Describe the solution you'd like

One maintainer gave a example of a fix for this. A fix would be a go routine, like used for other things, to periodically run the clear command for non-processing and expired files. Being able to configure the job would be the cherry on top.

Describe alternatives you've considered

One alternative would be to run a cronjob on the actual system to exec into the container and run the command.

Additional context

See for more information on that topic

mmattel commented 1 week ago

Also see: #9962 (Patch Release 5.0.7)

MichaelSasser commented 1 week ago

I had the same issue, though, I had alerts in place that warned me about it early, and I was able to clean the local user storage manually by running the command: ocis storage-users uploads sessions --clean. I think you can just take a look at the files in question by omitting the --clean.

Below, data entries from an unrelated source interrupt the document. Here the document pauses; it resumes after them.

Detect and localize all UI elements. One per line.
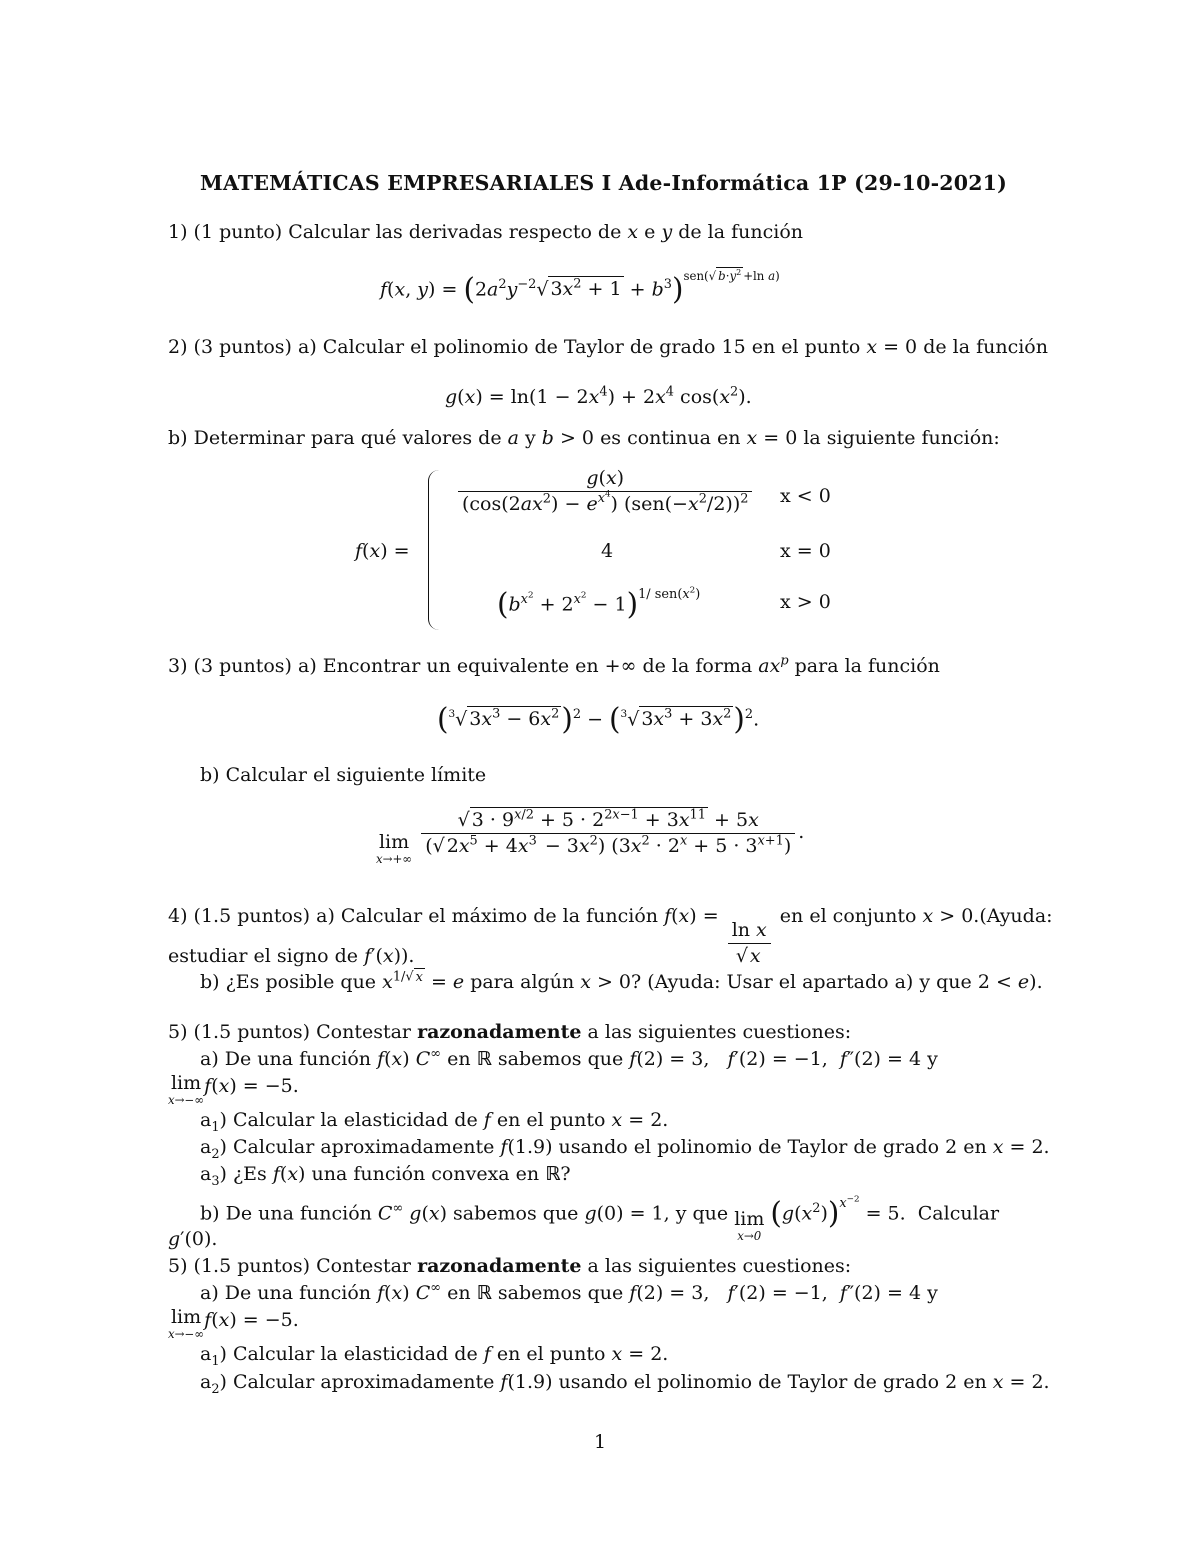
q3a-formula: ($^3$√ $3x^3 - 6x^2)^2 - (^3√$ $3x^3 + 3x^2)^2$. (437, 702, 760, 736)
q3b-limit-formula: lim x→+∞ $\frac{√ 3 \cdot 9^{x/2} + 5 \cdot 2^{2x-1} + 3x^{11} + 5x}{(√ 2x^5 + 4x^3 - 3x^2) (3x^2 \cdot 2^x + 5 \cdot 3^{x+1})}$ . (376, 807, 805, 867)
q2b-case3-condition: x > 0 (780, 591, 831, 613)
q5a2-1: $a_2$) Calcular aproximadamente f(1.9) usando el polinomio de Taylor de grado 2 en x = 2. (200, 1136, 1050, 1162)
q3a-statement: 3) (3 puntos) a) Encontrar un equivalente en +∞ de la forma $ax^p$ para la función (168, 653, 940, 677)
q2a-statement: 2) (3 puntos) a) Calcular el polinomio de Taylor de grado 15 en el punto x = 0 de la función (168, 336, 1048, 358)
q4a-statement-cont: estudiar el signo de f′(x)). (168, 945, 415, 967)
q3b-statement: b) Calcular el siguiente límite (200, 764, 487, 786)
q5b-statement-1: b) De una función C∞ g(x) sabemos que g(0) = 1, y que lim x→0 $(g(x^2))^{x^{-2}} = 5$. Calcular (200, 1194, 1000, 1244)
q5a1-1: $a_1$) Calcular la elasticidad de f en el punto x = 2. (200, 1109, 669, 1135)
q2b-case2-value: 4 (601, 540, 614, 562)
q5a-limit-2: lim x→−∞ f(x) = −5. (168, 1306, 299, 1341)
q5a-statement-1: a) De una función f(x) C∞ en ℝ sabemos que f(2) = 3, f′(2) = −1, f″(2) = 4 y (200, 1046, 938, 1070)
q5-heading-1: 5) (1.5 puntos) Contestar razonadamente a las siguientes cuestiones: (168, 1021, 852, 1043)
page-number: 1 (593, 1431, 607, 1453)
q5-heading-2: 5) (1.5 puntos) Contestar razonadamente a las siguientes cuestiones: (168, 1255, 852, 1277)
q1-formula: f(x, $y) = (2a^2y^{-2}√$ $3x^2 + 1 + b^3)^{sen(√ b\cdot y^2 +ln a)}$ (380, 268, 780, 306)
q5a2-2: $a_2$) Calcular aproximadamente f(1.9) usando el polinomio de Taylor de grado 2 en x = 2. (200, 1371, 1050, 1397)
q2b-f-label: f(x) = (355, 540, 410, 562)
q5a1-2: $a_1$) Calcular la elasticidad de f en el punto x = 2. (200, 1343, 669, 1369)
q4b-statement: b) ¿Es posible que $x^{1/√ x} = e$ para algún x > 0? (Ayuda: Usar el apartado a) y que 2 < e). (200, 969, 1043, 993)
q2b-case1-condition: x < 0 (780, 485, 831, 507)
q2b-case3-expression: $(b^{x^2} + 2^{x^2} - 1)^{1/ sen(x^2)}$ (497, 585, 701, 621)
q5a-limit-1: lim x→−∞ f(x) = −5. (168, 1072, 299, 1107)
q2b-case2-condition: x = 0 (780, 540, 831, 562)
q2b-case1-expression: $\frac{g(x)}{(\cos(2ax^2) - e^{x^4}) (sen(-x^2/2))^2}$ (455, 466, 755, 516)
q5a3-1: $a_3$) ¿Es f(x) una función convexa en ℝ? (200, 1163, 571, 1189)
q1-statement: 1) (1 punto) Calcular las derivadas respecto de x e y de la función (168, 221, 804, 243)
q5b-statement-cont-1: g′(0). (168, 1228, 218, 1250)
q5a-statement-2: a) De una función f(x) C∞ en ℝ sabemos que f(2) = 3, f′(2) = −1, f″(2) = 4 y (200, 1280, 938, 1304)
q4a-statement: 4) (1.5 puntos) a) Calcular el máximo de la función f(x) = $\frac{\text{ln x}}{√ x}$ en el conjunto x > 0.(Ayuda: (168, 905, 1053, 967)
left-brace (428, 470, 439, 630)
exam-title: MATEMÁTICAS EMPRESARIALES I Ade-Informática 1P (29-10-2021) (200, 171, 1008, 195)
q2a-formula: $g(x) = \ln(1 - 2x^4) + 2x^4$ $\cos(x^2)$. (445, 384, 752, 408)
q2b-statement: b) Determinar para qué valores de a y b > 0 es continua en x = 0 la siguiente función: (168, 427, 1000, 449)
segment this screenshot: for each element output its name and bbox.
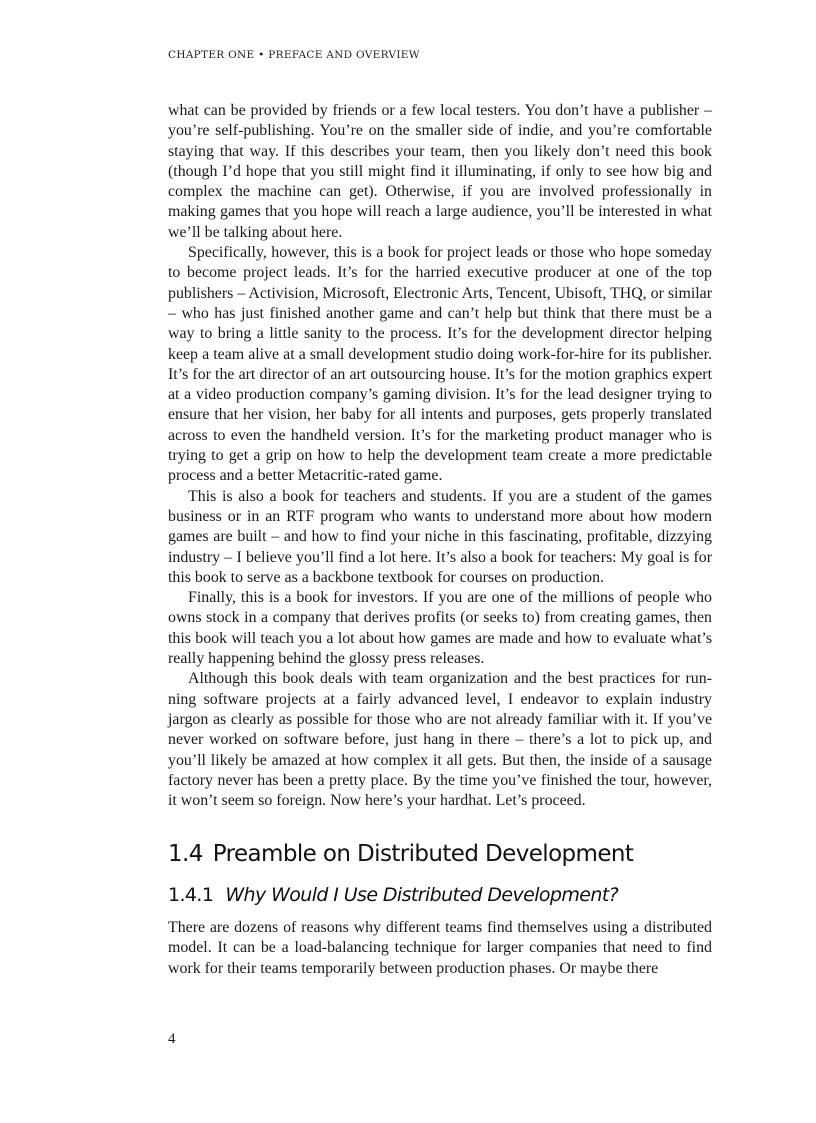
section-heading <box>168 841 633 867</box>
paragraph-distributed-reasons: There are dozens of reasons why different teams find themselves using a distributed model. It can be a load-balancing technique for larger companies that need to find work for their teams temporarily between production phases. Or maybe there <box>168 919 712 977</box>
running-head: CHAPTER ONE • PREFACE AND OVERVIEW <box>168 49 420 61</box>
section-title: Preamble on Distributed Development <box>212 841 634 867</box>
body-text <box>168 101 712 811</box>
subsection-title: Why Would I Use Distributed Development? <box>225 884 619 906</box>
paragraph-teachers-students: This is also a book for teachers and students. If you are a student of the games business or in an RTF program who wants to understand more about how modern games are built – and how to find your niche in this fascinating, profitable, dizzying industry – I believe you’ll find a lot here. It’s also a book for teachers: My goal is for this book to serve as a backbone textbook for courses on production. <box>168 487 712 586</box>
paragraph-continuation: what can be provided by friends or a few local testers. You don’t have a publisher – you’re self-publishing. You’re on the smaller side of indie, and you’re comfortable staying that way. If this describes your team, then you likely don’t need this book (though I’d hope that you still might find it illuminating, if only to see how big and complex the machine can get). Otherwise, if you are involved professionally in making games that you hope will reach a large audience, you’ll be interested in what we’ll be talking about here. <box>168 102 712 241</box>
paragraph-project-leads: Specifically, however, this is a book for project leads or those who hope someday to become project leads. It’s for the harried executive producer at one of the top publishers – Activision, Microsoft, Electronic Arts, Tencent, Ubisoft, THQ, or similar – who has just finished another game and can’t help but think that there must be a way to bring a little sanity to the process. It’s for the development director helping keep a team alive at a small development studio doing work-for-hire for its publisher. It’s for the art director of an art outsourcing house. It’s for the motion graphics expert at a video production company’s gaming division. It’s for the lead designer trying to ensure that her vision, her baby for all intents and purposes, gets properly translated across to even the handheld version. It’s for the marketing product manager who is trying to get a grip on how to help the development team create a more predictable process and a better Metacritic-rated game. <box>168 244 712 485</box>
paragraph-investors: Finally, this is a book for investors. If you are one of the millions of people who owns stock in a company that derives profits (or seeks to) from creating games, then this book will teach you a lot about how games are made and how to evaluate what’s really happening behind the glossy press releases. <box>168 589 712 668</box>
section-number: 1.4 <box>168 841 203 867</box>
page-number: 4 <box>168 1031 176 1047</box>
subsection-number: 1.4.1 <box>168 884 214 906</box>
subsection-heading <box>168 884 618 906</box>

Having some kind of retention mechanism that kicks in if the files expire after a configured time or when the storage grows larger than a configured storage limit would really be appreciated.

One tip, I got from a retired sysadmin some time ago: If you create a dummy file (i.e., with dd), just 10 GB in size or so, you can delete it if you ran out of storage and deal with your problem, instead of being overwhelmed with the things you can't do anymore with a full disk. That works too, with a swapfile on the same partition (just remember to re-create it).